Let’s say I recently ventured to a Himalayan mountaintop. There I met a strange hermit who bestowed on me a precious gift: the specification of the true model for predicting credit card default.
There were two catches: (1) she said nothing about how the model would perform in a recession; and (2) she emphasized that my gift would be lost if I divulged its secrets to any living soul. When asked to clarify, she said that I could never share the model’s secrets with bank examiners and model validation teams.
After the encounter, I got home, made some forecasts, waited, and found that the model was as promised. While I couldn’t specifically predict defaults, my predictions would, in the long run, be far more accurate than those produced by other analysts.
Given these parameters, would a bank be interested in my modeling services? Even though I’d have no meaningful documentation, I think most banks — after an extensive proof of concept — would be willing to give me a chance.

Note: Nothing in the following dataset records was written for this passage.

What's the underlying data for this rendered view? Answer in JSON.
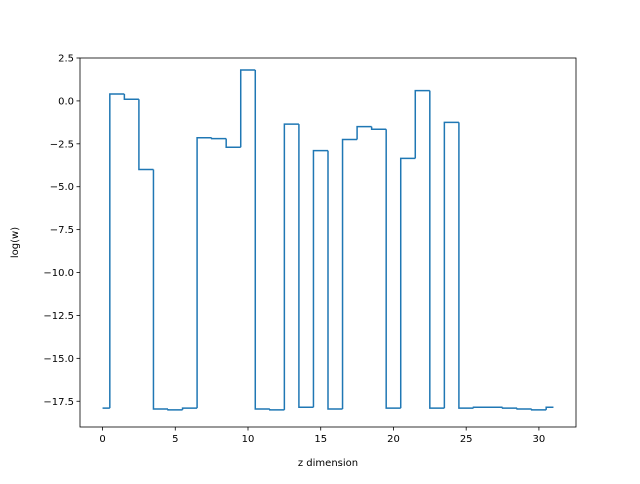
{
  "chart_data": {
    "type": "line",
    "drawstyle": "steps-mid",
    "title": "",
    "xlabel": "z dimension",
    "ylabel": "log(w)",
    "xlim": [
      -1.55,
      32.55
    ],
    "ylim": [
      -19.0,
      2.5
    ],
    "xticks": [
      0,
      5,
      10,
      15,
      20,
      25,
      30
    ],
    "xtick_labels": [
      "0",
      "5",
      "10",
      "15",
      "20",
      "25",
      "30"
    ],
    "yticks": [
      2.5,
      0.0,
      -2.5,
      -5.0,
      -7.5,
      -10.0,
      -12.5,
      -15.0,
      -17.5
    ],
    "ytick_labels": [
      "2.5",
      "0.0",
      "−2.5",
      "−5.0",
      "−7.5",
      "−10.0",
      "−12.5",
      "−15.0",
      "−17.5"
    ],
    "grid": false,
    "line_color": "#1f77b4",
    "series": [
      {
        "x": [
          0,
          1,
          2,
          3,
          4,
          5,
          6,
          7,
          8,
          9,
          10,
          11,
          12,
          13,
          14,
          15,
          16,
          17,
          18,
          19,
          20,
          21,
          22,
          23,
          24,
          25,
          26,
          27,
          28,
          29,
          30,
          31
        ],
        "values": [
          -17.9,
          0.4,
          0.1,
          -4.0,
          -17.95,
          -18.0,
          -17.9,
          -2.15,
          -2.2,
          -2.7,
          1.8,
          -17.95,
          -18.0,
          -1.35,
          -17.85,
          -2.9,
          -17.95,
          -2.25,
          -1.5,
          -1.65,
          -17.9,
          -3.35,
          0.6,
          -17.9,
          -1.25,
          -17.9,
          -17.85,
          -17.85,
          -17.9,
          -17.95,
          -18.0,
          -17.85
        ]
      }
    ]
  }
}
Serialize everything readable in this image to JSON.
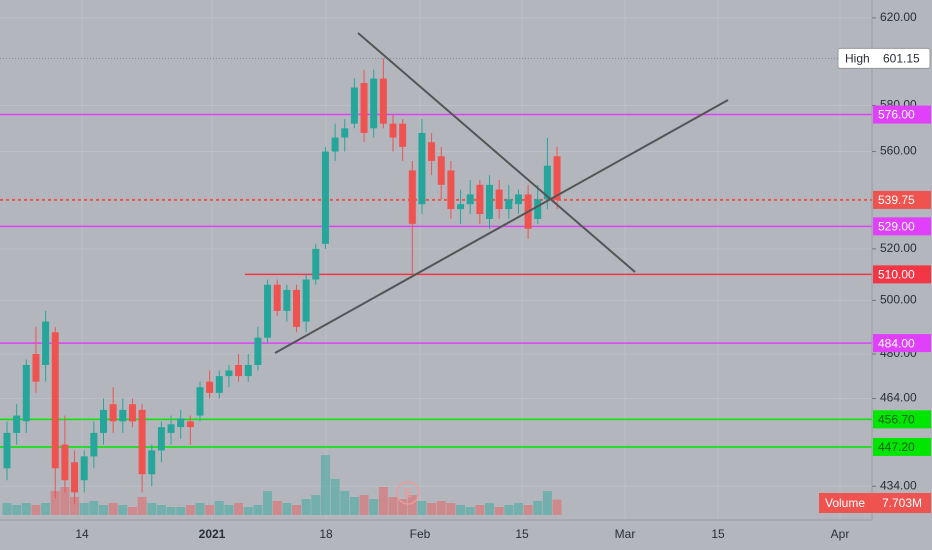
{
  "chart_data": {
    "type": "candlestick",
    "log_scale": true,
    "grid": true,
    "ylim": [
      423,
      628.5
    ],
    "yticks": [
      {
        "value": 620,
        "label": "620.00"
      },
      {
        "value": 580,
        "label": "580.00"
      },
      {
        "value": 560,
        "label": "560.00"
      },
      {
        "value": 520,
        "label": "520.00"
      },
      {
        "value": 500,
        "label": "500.00"
      },
      {
        "value": 480,
        "label": "480.00"
      },
      {
        "value": 464,
        "label": "464.00"
      },
      {
        "value": 434,
        "label": "434.00"
      }
    ],
    "x_labels": [
      "14",
      "2021",
      "18",
      "Feb",
      "15",
      "Mar",
      "15",
      "Apr"
    ],
    "up_color": "#26a69a",
    "down_color": "#ef5350",
    "open": [
      440,
      452,
      456,
      480,
      476,
      488,
      448,
      442,
      436,
      444,
      452,
      462,
      456,
      462,
      460,
      438,
      446,
      452,
      454,
      456,
      458,
      470,
      466,
      472,
      476,
      472,
      476,
      486,
      506,
      496,
      504,
      492,
      508,
      522,
      560,
      566,
      572,
      590,
      570,
      592,
      572,
      572,
      552,
      538,
      564,
      558,
      552,
      536,
      538,
      546,
      532,
      544,
      536,
      538,
      542,
      532,
      540,
      558
    ],
    "high": [
      456,
      462,
      478,
      490,
      496,
      490,
      458,
      446,
      446,
      456,
      464,
      468,
      464,
      464,
      462,
      448,
      456,
      458,
      460,
      458,
      470,
      474,
      474,
      476,
      480,
      480,
      490,
      508,
      508,
      506,
      506,
      510,
      522,
      562,
      572,
      574,
      592,
      596,
      596,
      601.15,
      576,
      574,
      556,
      574,
      568,
      562,
      556,
      544,
      548,
      548,
      550,
      548,
      546,
      544,
      546,
      546,
      566,
      562
    ],
    "low": [
      436,
      448,
      452,
      466,
      470,
      430,
      432,
      428,
      432,
      440,
      448,
      452,
      452,
      454,
      432,
      434,
      442,
      448,
      450,
      448,
      456,
      464,
      464,
      468,
      470,
      470,
      474,
      484,
      494,
      492,
      488,
      488,
      506,
      520,
      556,
      560,
      570,
      564,
      566,
      570,
      560,
      556,
      510,
      534,
      550,
      540,
      532,
      530,
      534,
      530,
      528,
      532,
      532,
      534,
      524,
      530,
      536,
      536
    ],
    "close": [
      452,
      458,
      476,
      470,
      492,
      440,
      436,
      432,
      444,
      452,
      460,
      456,
      460,
      456,
      438,
      446,
      454,
      455,
      457,
      454,
      468,
      466,
      472,
      474,
      472,
      476,
      486,
      506,
      496,
      504,
      490,
      508,
      520,
      560,
      566,
      570,
      588,
      568,
      592,
      572,
      566,
      562,
      530,
      568,
      556,
      546,
      536,
      538,
      542,
      534,
      546,
      536,
      540,
      542,
      528,
      540,
      554,
      539.75
    ],
    "volume": {
      "name": "Volume",
      "values": [
        6,
        5,
        6,
        5,
        6,
        12,
        14,
        9,
        6,
        7,
        5,
        6,
        5,
        4,
        9,
        6,
        5,
        4,
        4,
        5,
        6,
        5,
        7,
        5,
        6,
        4,
        5,
        12,
        7,
        6,
        5,
        8,
        10,
        30,
        18,
        12,
        9,
        10,
        8,
        14,
        9,
        8,
        10,
        7,
        6,
        7,
        6,
        5,
        4,
        5,
        6,
        4,
        5,
        6,
        5,
        7,
        12,
        7.703
      ],
      "last_label": "7.703M"
    },
    "high_marker": {
      "name": "High",
      "value": 601.15,
      "label": "601.15"
    },
    "last_price": {
      "value": 539.75,
      "label": "539.75",
      "color": "#ef5350"
    },
    "levels": [
      {
        "value": 576,
        "label": "576.00",
        "color": "#e040fb"
      },
      {
        "value": 529,
        "label": "529.00",
        "color": "#e040fb"
      },
      {
        "value": 510,
        "label": "510.00",
        "color": "#f23645"
      },
      {
        "value": 484,
        "label": "484.00",
        "color": "#e040fb"
      },
      {
        "value": 456.7,
        "label": "456.70",
        "color": "#00e600"
      },
      {
        "value": 447.2,
        "label": "447.20",
        "color": "#00e600"
      }
    ],
    "annotations": [
      "E"
    ]
  }
}
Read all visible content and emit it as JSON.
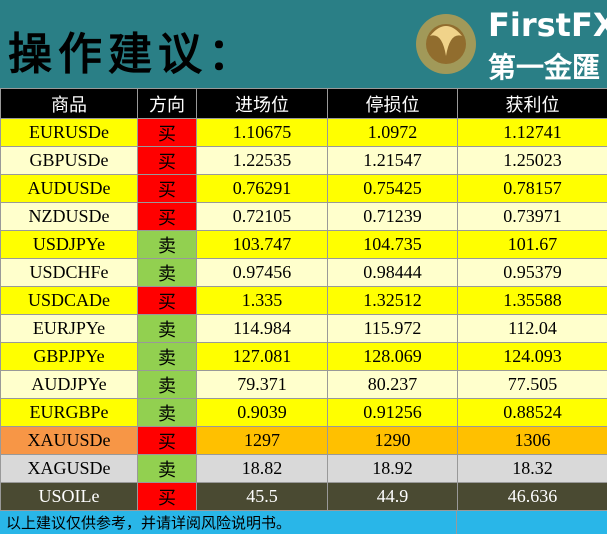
{
  "header": {
    "title": "操作建议：",
    "logo_en": "FirstFX",
    "logo_cn": "第一金匯"
  },
  "table": {
    "columns": [
      "商品",
      "方向",
      "进场位",
      "停损位",
      "获利位"
    ],
    "rows": [
      [
        "EURUSDe",
        "买",
        "1.10675",
        "1.0972",
        "1.12741"
      ],
      [
        "GBPUSDe",
        "买",
        "1.22535",
        "1.21547",
        "1.25023"
      ],
      [
        "AUDUSDe",
        "买",
        "0.76291",
        "0.75425",
        "0.78157"
      ],
      [
        "NZDUSDe",
        "买",
        "0.72105",
        "0.71239",
        "0.73971"
      ],
      [
        "USDJPYe",
        "卖",
        "103.747",
        "104.735",
        "101.67"
      ],
      [
        "USDCHFe",
        "卖",
        "0.97456",
        "0.98444",
        "0.95379"
      ],
      [
        "USDCADe",
        "买",
        "1.335",
        "1.32512",
        "1.35588"
      ],
      [
        "EURJPYe",
        "卖",
        "114.984",
        "115.972",
        "112.04"
      ],
      [
        "GBPJPYe",
        "卖",
        "127.081",
        "128.069",
        "124.093"
      ],
      [
        "AUDJPYe",
        "卖",
        "79.371",
        "80.237",
        "77.505"
      ],
      [
        "EURGBPe",
        "卖",
        "0.9039",
        "0.91256",
        "0.88524"
      ],
      [
        "XAUUSDe",
        "买",
        "1297",
        "1290",
        "1306"
      ],
      [
        "XAGUSDe",
        "卖",
        "18.82",
        "18.92",
        "18.32"
      ],
      [
        "USOILe",
        "买",
        "45.5",
        "44.9",
        "46.636"
      ]
    ]
  },
  "footer": "以上建议仅供参考，并请详阅风险说明书。"
}
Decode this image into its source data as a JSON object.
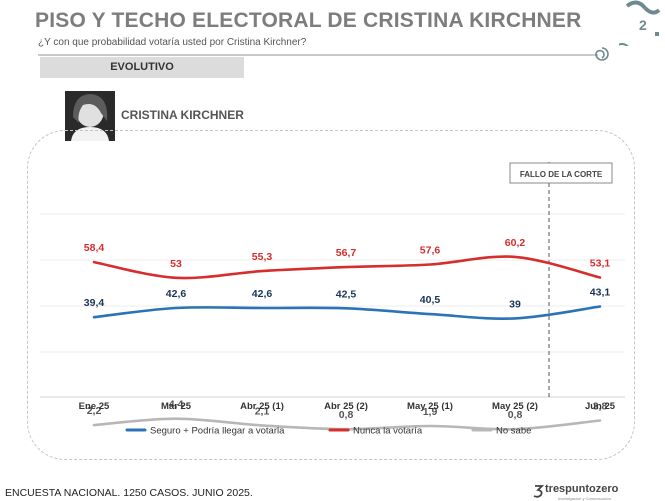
{
  "header": {
    "title": "PISO Y TECHO ELECTORAL DE CRISTINA KIRCHNER",
    "subtitle": "¿Y con que probabilidad votaría usted por Cristina Kirchner?",
    "tag": "EVOLUTIVO"
  },
  "person": {
    "name": "CRISTINA KIRCHNER"
  },
  "annotation": "FALLO DE LA CORTE",
  "footer": {
    "note": "ENCUESTA NACIONAL. 1250 CASOS. JUNIO 2025.",
    "brand": "trespuntozero",
    "brand_sub": "Investigación y Comunicación"
  },
  "icons": [
    "logo-icon",
    "photo-icon"
  ],
  "chart_data": {
    "type": "line",
    "categories": [
      "Ene 25",
      "Mar 25",
      "Abr 25 (1)",
      "Abr 25 (2)",
      "May 25 (1)",
      "May 25 (2)",
      "Jun 25"
    ],
    "series": [
      {
        "name": "Seguro + Podría llegar a votarla",
        "values": [
          39.4,
          42.6,
          42.6,
          42.5,
          40.5,
          39,
          43.1
        ],
        "labels": [
          "39,4",
          "42,6",
          "42,6",
          "42,5",
          "40,5",
          "39",
          "43,1"
        ],
        "color": "#2a73b8",
        "label_color": "#1a3557"
      },
      {
        "name": "Nunca la votaría",
        "values": [
          58.4,
          53,
          55.3,
          56.7,
          57.6,
          60.2,
          53.1
        ],
        "labels": [
          "58,4",
          "53",
          "55,3",
          "56,7",
          "57,6",
          "60,2",
          "53,1"
        ],
        "color": "#d62d2d",
        "label_color": "#d62d2d"
      },
      {
        "name": "No sabe",
        "values": [
          2.2,
          4.4,
          2.1,
          0.8,
          1.9,
          0.8,
          3.8
        ],
        "labels": [
          "2,2",
          "4,4",
          "2,1",
          "0,8",
          "1,9",
          "0,8",
          "3,8"
        ],
        "color": "#b7b7b7",
        "label_color": "#555555"
      }
    ],
    "legend_position": "bottom",
    "grid": true
  }
}
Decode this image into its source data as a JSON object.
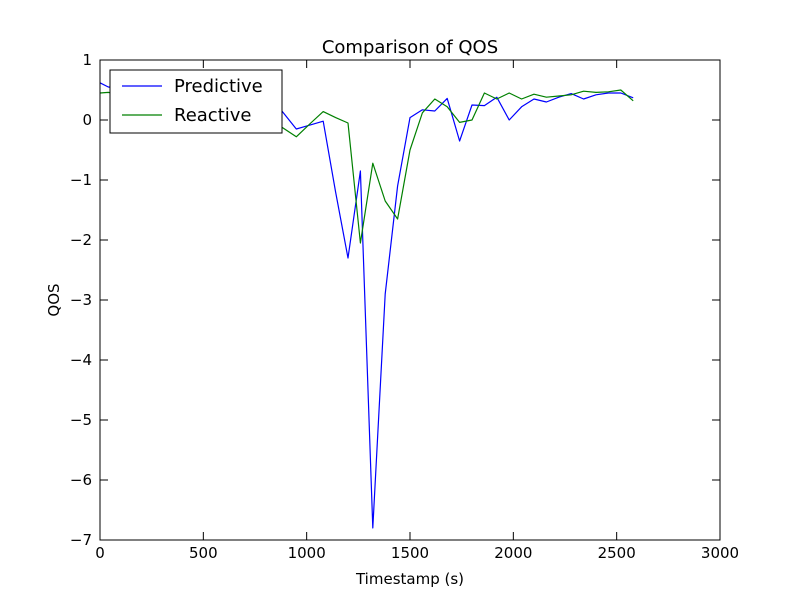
{
  "chart_data": {
    "type": "line",
    "title": "Comparison of QOS",
    "xlabel": "Timestamp (s)",
    "ylabel": "QOS",
    "xlim": [
      0,
      3000
    ],
    "ylim": [
      -7,
      1
    ],
    "xticks": [
      0,
      500,
      1000,
      1500,
      2000,
      2500,
      3000
    ],
    "xtick_labels": [
      "0",
      "500",
      "1000",
      "1500",
      "2000",
      "2500",
      "3000"
    ],
    "yticks": [
      1,
      0,
      -1,
      -2,
      -3,
      -4,
      -5,
      -6,
      -7
    ],
    "ytick_labels": [
      "1",
      "0",
      "−1",
      "−2",
      "−3",
      "−4",
      "−5",
      "−6",
      "−7"
    ],
    "grid": false,
    "legend_position": "top-left",
    "series": [
      {
        "name": "Predictive",
        "color": "#0000ff",
        "x": [
          0,
          40,
          850,
          880,
          950,
          1020,
          1080,
          1140,
          1200,
          1260,
          1320,
          1380,
          1440,
          1500,
          1560,
          1620,
          1680,
          1740,
          1800,
          1860,
          1920,
          1980,
          2040,
          2100,
          2160,
          2220,
          2280,
          2340,
          2400,
          2460,
          2520,
          2580
        ],
        "y": [
          0.62,
          0.55,
          0.25,
          0.15,
          -0.15,
          -0.08,
          -0.02,
          -1.2,
          -2.3,
          -0.85,
          -6.8,
          -2.9,
          -1.1,
          0.04,
          0.17,
          0.15,
          0.36,
          -0.35,
          0.25,
          0.24,
          0.38,
          0.0,
          0.22,
          0.35,
          0.3,
          0.38,
          0.44,
          0.35,
          0.42,
          0.45,
          0.45,
          0.37
        ]
      },
      {
        "name": "Reactive",
        "color": "#008000",
        "x": [
          0,
          40,
          850,
          880,
          950,
          1020,
          1080,
          1140,
          1200,
          1260,
          1320,
          1380,
          1440,
          1500,
          1560,
          1620,
          1680,
          1740,
          1800,
          1860,
          1920,
          1980,
          2040,
          2100,
          2160,
          2220,
          2280,
          2340,
          2400,
          2460,
          2520,
          2580
        ],
        "y": [
          0.45,
          0.46,
          -0.05,
          -0.12,
          -0.28,
          -0.05,
          0.14,
          0.04,
          -0.05,
          -2.05,
          -0.72,
          -1.35,
          -1.65,
          -0.5,
          0.12,
          0.35,
          0.22,
          -0.04,
          0.0,
          0.45,
          0.35,
          0.45,
          0.35,
          0.43,
          0.38,
          0.4,
          0.42,
          0.48,
          0.46,
          0.47,
          0.5,
          0.32
        ]
      }
    ]
  }
}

This situation, which I concede may be apocryphal, is not a million miles removed from the promise of machine learning and artificial intelligence. These new modeling tools can often be shown to perform better than traditional methods. The downside is that the rationale behind decisions made by an algorithm tends to be indecipherable to the average bank executive or regulator, and even the analyst who actually designed the algorithms in the first place.
Gaining Credibility
In the past, “black box” solutions have generally been viewed with suspicion in the banking industry. The point of credit models was to enable bank executives to gain greater insight and understanding of the nature and performance of their portfolios, helping them make better decisions about what risks were worth taking.
Now, it seems, the “machine learning” moniker is gaining credibility and, as long as the new model works demonstrably better than the status quo, it’ll have a good shot at being implemented at a bank regardless of its complexity.
In cases where the success or failure of a model-based solution can be precisely determined, such as assessing the credit-worthiness of loan applicants, it’s hard to imagine people-based decision systems surviving for much longer.
For example, I remember working with a risk analyst in the late 2000s who was asked to assess the performance of a mortgage application review team. Applications with middling credit scores were parceled off to this team for review, after which prospective clients were either accepted or rejected.
What the bank discovered was that using just the model-based score, with a strict cut-off, led to higher revenue and lower credit losses. Even if the team worked for free, in other words, it still would have been preferable for the staff involved to be redeployed or laid off.
Stress Testing Complexities
In cases where the best model is harder to determine — more strategic problems like stress testing and capital planning spring immediately to mind — the benefits of black box techniques will likely be elusive.
Stress test models are, after all, notoriously difficult to invalidate.
The point of the stress test model is to predict behavior during a banking system crisis, but we have had only one such event during the past 20 years. We can show that our model exhibits rising losses in a 2008 back-test, but no one can say whether the Great Recession was a “typical” stress event in any meaningful sense.
If we could measure stress test model performance precisely, and if an artificially intelligent model was found to perform substantially better than the alternative, there would be no valid argument against its application. An examiner may bemoan his lack of understanding of the technique, but he would be unable to deny its superior performance.
In the real world, given the difficulty in truly validating stress test models, we must instead content ourselves with the fig leaf of model interpretability.
Uncertain Future
Of course, if artificially intelligent systems were smart enough, separate stress testing models would be unnecessary. If the machine had seen it all before (recession, famine, revolution and war) and developed the smarts to both gauge the likelihood and calculate the capital needs of the bank in the unlikely event, the executive’s only role would be to feed the dog tasked with preventing human intervention in the prediction process.
However, even if we were armed with data on every banking interaction in human history, we would still be millennia removed from this point. Such events are just too strange and infrequent for us to allow data-based methodologies to be central in crisis prediction and mitigation.
In a world where AI models completely took over, the other key role for executives would be deciding when and how to check the machines, and, if needed, switch them off. This could happen — if external conditions change or if customers or competitors adapt to exploit weaknesses in the artificially intelligent system.
I suspect this will be the next big challenge for researchers. We know that new techniques predict accurately under current conditions. But can we now demonstrate the circumstances in which the AI model will one day break?